Pois este segundo argumento é justamente utilizado por um dos companheiros de Desmond no intervalo entre duas batalhas. A resposta do mesmo é muito simples, latente e tocante. Resgata-nos de uma noção generalizada em um meio como aquele que a violência exige violência para ser combatida, recorda-nos inclusive dos conflitos atuais mundo afora e engrandece de maneira colossal o ideário e a firmeza do protagonista: “Morde sim. Basta olhar ao redor.”

Os verdadeiros Dorothy e Desmond Doss: casais que a guerra não separou
Os verdadeiros Dorothy e Desmond Doss: casais que a guerra não separou

O final da projeção sintetiza a mensagem que o filme suscita ao revelar depoimentos dos personagens já na contemporaneidade, em recordações sobre o que acabamos de ver em tela – o que não torna o momento menos emocionante. Deve-se ressaltar de maneira enfática a última citação do próprio Desmond Doss, que resgata um momento icônico do filme e que tornou literal a maravilhosa frase do poeta germânico-austríaco, Emanuel Wertheimer: “Até a velhice sorri, quando se lhe fala do ideal”.

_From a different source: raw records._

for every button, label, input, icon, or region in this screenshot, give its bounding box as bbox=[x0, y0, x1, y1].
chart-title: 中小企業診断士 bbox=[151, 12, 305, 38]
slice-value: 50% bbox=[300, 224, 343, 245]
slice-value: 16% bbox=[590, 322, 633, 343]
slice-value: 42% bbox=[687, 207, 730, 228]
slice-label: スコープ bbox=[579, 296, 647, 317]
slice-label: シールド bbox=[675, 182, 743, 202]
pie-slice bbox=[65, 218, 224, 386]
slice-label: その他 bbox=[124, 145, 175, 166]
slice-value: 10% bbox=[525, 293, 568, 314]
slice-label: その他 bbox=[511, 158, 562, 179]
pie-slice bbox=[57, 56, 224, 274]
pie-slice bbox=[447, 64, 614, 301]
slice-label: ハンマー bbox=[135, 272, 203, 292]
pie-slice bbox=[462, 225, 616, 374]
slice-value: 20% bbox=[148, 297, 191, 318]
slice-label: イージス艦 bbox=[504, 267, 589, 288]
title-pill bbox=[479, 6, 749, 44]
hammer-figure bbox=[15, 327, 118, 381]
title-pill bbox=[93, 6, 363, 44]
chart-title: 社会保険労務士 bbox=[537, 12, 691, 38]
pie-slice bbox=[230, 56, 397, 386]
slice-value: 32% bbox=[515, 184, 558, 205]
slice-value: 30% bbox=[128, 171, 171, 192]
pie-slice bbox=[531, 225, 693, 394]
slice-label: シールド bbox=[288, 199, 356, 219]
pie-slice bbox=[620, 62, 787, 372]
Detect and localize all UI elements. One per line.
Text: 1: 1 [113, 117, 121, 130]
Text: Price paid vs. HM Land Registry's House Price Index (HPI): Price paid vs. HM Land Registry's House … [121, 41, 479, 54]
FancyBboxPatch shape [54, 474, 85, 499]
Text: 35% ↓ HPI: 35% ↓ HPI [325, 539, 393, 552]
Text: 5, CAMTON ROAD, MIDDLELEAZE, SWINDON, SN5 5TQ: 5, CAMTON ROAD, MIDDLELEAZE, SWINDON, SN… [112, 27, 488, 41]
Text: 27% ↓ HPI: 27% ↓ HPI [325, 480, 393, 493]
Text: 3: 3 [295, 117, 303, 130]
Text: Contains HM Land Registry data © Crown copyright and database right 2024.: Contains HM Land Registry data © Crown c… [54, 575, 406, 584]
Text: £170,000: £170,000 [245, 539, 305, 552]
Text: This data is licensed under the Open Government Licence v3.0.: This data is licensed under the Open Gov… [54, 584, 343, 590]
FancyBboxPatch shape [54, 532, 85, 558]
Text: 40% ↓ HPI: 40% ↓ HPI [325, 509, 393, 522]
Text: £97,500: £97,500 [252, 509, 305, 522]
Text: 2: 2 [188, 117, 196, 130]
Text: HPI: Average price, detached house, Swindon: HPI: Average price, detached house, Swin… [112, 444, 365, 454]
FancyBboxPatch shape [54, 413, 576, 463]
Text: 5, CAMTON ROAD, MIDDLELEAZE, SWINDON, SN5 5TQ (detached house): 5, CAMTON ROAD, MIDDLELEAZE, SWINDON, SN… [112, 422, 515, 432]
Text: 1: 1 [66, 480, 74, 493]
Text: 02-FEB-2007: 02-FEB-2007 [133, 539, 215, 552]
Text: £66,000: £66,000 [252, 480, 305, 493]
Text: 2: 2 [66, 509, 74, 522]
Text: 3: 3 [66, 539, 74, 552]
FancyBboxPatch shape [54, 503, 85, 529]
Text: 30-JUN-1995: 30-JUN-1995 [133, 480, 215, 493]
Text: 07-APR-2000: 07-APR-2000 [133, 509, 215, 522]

Afinal, até o momento mais desesperador de sua vida, a oração de Desmond não visava sua exclusiva proteção, tampouco a ruína do inimigo ou mesmo um mero lampejo de fúria, mas sim a busca por uma força espiritual, pessoal – e por que não, divina? – para que pudesse realizar a mais altruísta das ações, em um cenário caótico e infernal. A mais humana das ações, que contradisse o contraditório preconceito que sofrera: salvar mais uma vida.